O Omoda 4 chega ao Brasil em 2026 com uma promessa simples e perigosamente ambiciosa, ser o SUV de entrada que parece maior, mais moderno e mais inteligente do que os rivais diretos. Ele quer brigar com Pulse, Tera e Kardian usando porte, eletrificação e um certo ar de provocação.
Na prática, o novo SUV da Omoda é aquele carro que entra na festa sem pedir licença. Com 4,40 metros de comprimento e porte acima da média do segmento, ele é maior que o Volkswagen T-Cross, mas insiste em disputar o mesmo território de SUVs subcompactos. A ideia é clara, oferecer mais carro do que o comprador espera encontrar nessa faixa de mercado.

Ainda tratado oficialmente como protótipo, o modelo terá visual definitivo e configurações finais revelados no Salão de Pequim em abril de 2026. A chegada ao Brasil está programada para o fim do mesmo ano, como parte da ofensiva da Omoda & Jaecoo, que já anunciou também os SUVs híbridos Jaecoo 5 e Jaecoo 8 para o mercado nacional.

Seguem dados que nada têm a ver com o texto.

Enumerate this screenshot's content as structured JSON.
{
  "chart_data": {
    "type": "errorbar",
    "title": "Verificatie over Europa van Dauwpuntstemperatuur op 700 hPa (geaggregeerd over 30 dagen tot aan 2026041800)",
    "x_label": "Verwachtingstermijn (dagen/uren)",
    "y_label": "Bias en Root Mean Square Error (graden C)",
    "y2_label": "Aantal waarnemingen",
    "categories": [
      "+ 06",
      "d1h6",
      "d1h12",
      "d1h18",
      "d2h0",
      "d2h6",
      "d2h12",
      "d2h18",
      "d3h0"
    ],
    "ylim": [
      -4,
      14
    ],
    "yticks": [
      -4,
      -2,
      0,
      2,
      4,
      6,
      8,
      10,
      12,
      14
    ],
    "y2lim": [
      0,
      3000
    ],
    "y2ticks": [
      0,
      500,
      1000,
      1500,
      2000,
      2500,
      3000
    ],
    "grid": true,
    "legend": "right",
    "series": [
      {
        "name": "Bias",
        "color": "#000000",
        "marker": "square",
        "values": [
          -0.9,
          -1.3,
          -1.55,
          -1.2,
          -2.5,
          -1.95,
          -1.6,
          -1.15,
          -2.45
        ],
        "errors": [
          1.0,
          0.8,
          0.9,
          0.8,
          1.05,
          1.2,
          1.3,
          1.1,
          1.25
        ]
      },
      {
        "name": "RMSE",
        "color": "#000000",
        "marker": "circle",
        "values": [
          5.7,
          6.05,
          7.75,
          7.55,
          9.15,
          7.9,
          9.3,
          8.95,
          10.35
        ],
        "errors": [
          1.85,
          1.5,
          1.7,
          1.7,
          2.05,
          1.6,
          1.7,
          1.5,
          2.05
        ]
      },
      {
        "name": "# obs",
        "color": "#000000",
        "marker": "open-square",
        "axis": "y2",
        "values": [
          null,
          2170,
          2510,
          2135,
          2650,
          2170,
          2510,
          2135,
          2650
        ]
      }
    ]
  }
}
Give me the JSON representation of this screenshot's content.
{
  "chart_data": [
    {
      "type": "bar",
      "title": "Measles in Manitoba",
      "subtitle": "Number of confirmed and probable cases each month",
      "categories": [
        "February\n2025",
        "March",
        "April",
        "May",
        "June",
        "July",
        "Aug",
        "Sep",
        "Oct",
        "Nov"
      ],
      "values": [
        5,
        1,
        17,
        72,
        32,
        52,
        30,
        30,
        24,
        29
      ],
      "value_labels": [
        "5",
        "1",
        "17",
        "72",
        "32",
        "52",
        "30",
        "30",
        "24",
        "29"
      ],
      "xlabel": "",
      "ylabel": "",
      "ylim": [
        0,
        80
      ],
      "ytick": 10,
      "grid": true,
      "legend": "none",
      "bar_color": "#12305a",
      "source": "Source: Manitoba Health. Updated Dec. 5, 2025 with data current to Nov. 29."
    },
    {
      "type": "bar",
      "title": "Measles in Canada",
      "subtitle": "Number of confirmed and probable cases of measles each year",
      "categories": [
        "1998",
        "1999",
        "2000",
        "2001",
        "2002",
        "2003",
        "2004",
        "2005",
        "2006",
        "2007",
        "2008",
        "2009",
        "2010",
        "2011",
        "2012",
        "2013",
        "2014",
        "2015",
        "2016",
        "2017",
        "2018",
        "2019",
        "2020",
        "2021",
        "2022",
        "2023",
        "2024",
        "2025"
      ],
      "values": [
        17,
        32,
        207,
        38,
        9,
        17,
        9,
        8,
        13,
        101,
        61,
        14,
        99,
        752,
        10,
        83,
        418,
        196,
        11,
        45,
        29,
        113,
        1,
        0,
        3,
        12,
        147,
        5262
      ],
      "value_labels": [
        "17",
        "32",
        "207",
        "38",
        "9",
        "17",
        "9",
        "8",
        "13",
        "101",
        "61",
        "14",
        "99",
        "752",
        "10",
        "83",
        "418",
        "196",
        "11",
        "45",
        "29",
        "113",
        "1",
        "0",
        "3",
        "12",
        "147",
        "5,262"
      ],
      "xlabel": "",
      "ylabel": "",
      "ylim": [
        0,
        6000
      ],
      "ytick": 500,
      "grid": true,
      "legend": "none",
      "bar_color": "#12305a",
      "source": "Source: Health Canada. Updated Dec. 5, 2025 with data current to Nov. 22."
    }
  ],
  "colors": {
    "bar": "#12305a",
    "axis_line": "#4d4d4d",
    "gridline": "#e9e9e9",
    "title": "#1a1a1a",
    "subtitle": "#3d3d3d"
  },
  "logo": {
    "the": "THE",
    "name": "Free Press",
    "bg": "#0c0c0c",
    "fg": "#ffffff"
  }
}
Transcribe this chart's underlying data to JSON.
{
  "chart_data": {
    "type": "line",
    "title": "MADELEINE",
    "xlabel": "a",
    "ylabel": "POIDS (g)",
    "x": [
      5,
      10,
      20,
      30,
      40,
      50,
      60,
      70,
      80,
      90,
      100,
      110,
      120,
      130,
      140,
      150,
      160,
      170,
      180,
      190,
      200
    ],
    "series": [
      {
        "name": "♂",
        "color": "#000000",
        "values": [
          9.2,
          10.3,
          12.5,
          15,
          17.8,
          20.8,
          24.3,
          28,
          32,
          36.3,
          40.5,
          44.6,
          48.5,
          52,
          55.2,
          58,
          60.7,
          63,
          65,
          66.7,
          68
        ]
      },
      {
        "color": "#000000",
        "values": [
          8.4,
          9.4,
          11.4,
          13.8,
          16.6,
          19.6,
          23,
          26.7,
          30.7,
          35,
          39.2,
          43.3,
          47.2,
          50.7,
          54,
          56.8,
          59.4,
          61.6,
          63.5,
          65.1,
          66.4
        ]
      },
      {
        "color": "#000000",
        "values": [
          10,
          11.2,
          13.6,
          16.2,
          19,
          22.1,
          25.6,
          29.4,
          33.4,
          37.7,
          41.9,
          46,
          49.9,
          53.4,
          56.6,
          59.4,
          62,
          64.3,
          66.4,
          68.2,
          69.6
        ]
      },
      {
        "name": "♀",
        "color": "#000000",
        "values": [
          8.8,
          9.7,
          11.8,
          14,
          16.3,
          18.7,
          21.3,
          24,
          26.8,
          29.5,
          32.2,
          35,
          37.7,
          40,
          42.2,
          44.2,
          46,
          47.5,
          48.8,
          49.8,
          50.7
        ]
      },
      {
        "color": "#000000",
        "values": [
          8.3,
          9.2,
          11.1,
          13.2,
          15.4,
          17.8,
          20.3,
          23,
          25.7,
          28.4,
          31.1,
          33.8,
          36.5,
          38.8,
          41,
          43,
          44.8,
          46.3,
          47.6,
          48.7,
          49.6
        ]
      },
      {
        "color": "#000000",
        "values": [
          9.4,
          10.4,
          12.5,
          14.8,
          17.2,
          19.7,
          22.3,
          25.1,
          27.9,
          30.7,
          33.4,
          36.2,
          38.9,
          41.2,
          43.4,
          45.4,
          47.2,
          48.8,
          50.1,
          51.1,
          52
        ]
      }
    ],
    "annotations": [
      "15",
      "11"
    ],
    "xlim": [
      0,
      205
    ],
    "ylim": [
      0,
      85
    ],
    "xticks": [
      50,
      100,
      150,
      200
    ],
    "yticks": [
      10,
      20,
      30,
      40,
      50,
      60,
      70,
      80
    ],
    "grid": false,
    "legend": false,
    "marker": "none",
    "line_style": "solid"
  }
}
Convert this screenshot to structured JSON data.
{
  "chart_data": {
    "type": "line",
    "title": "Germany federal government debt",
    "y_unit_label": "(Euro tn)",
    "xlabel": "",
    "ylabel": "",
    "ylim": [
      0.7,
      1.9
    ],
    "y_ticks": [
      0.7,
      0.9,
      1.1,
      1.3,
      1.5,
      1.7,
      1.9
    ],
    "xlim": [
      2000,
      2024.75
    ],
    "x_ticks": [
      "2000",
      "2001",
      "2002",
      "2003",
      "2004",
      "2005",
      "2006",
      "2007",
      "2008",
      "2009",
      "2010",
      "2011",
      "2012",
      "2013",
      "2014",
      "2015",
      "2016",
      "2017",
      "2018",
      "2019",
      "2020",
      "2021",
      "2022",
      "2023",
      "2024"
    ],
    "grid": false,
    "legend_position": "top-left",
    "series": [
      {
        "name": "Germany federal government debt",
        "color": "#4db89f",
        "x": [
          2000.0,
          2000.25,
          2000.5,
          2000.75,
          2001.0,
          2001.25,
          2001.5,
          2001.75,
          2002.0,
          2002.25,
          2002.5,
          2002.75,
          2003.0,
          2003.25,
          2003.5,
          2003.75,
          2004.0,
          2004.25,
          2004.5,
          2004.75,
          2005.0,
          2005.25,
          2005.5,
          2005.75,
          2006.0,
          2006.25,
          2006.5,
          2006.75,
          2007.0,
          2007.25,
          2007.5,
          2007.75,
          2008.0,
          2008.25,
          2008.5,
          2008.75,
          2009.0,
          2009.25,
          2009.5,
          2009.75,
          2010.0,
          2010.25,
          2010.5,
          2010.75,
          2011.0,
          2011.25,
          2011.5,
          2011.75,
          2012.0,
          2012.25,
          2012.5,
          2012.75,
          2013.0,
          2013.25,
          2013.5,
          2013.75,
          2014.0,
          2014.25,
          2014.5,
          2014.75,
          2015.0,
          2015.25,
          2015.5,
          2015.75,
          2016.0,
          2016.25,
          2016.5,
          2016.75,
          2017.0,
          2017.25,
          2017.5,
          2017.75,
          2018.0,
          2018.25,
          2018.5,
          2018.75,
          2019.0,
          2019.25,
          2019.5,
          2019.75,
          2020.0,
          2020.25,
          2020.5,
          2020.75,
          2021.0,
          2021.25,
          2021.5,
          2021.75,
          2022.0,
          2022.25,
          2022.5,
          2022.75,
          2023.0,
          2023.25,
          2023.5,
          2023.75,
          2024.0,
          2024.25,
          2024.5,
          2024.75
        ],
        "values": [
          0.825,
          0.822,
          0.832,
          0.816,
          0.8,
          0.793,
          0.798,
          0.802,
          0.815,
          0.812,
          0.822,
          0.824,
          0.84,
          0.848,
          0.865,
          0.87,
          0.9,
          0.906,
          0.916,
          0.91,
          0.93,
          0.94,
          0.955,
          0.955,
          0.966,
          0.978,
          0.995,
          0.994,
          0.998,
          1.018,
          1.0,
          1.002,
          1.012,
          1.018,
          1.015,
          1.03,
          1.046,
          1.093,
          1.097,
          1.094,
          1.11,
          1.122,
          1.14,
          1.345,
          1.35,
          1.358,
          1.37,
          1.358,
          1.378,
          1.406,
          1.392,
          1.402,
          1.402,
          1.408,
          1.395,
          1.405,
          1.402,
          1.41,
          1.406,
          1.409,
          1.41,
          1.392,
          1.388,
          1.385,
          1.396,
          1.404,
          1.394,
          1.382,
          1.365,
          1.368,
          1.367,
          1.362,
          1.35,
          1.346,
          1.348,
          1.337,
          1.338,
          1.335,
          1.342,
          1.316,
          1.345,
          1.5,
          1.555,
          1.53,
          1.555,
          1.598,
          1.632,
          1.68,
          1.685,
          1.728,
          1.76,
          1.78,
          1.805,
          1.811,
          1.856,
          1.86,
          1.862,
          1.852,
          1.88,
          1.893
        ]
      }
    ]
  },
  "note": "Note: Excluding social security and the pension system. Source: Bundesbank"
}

Debaixo do capô, a proposta segue a cartilha da eletrificação sem exageros. O Omoda 4 deve usar sistema híbrido pleno com recarga da bateria sem tomada externa, funcionando apenas com o motor a combustão e a recuperação de energia nas frenagens e desacelerações. A marca faz mistério sobre o motor térmico, mas os rumores apontam para um conjunto turbo, possivelmente 1.0 ou 1.5, ambos sobrealimentados.

O que realmente chama atenção é o posicionamento, como revelado pelo Uol. O Omoda 4 tenta ocupar um espaço incômodo para os concorrentes, oferecendo mais tamanho e proposta tecnológica em um segmento focado em preço. É uma aposta arriscada, mas bastante calculada, especialmente em um mercado que já mostrou gostar de SUVs que parecem maiores do que realmente custam.
Como pano de fundo, a Omoda & Jaecoo anunciou investimento de R$ 15 milhões para produção de motores flex voltados ao mercado brasileiro. Hoje, os modelos da marca utilizam apenas gasolina, mas os primeiros veículos bicombustíveis chegam em 2027, o que abre espaço para futuras evoluções do próprio Omoda 4 no país.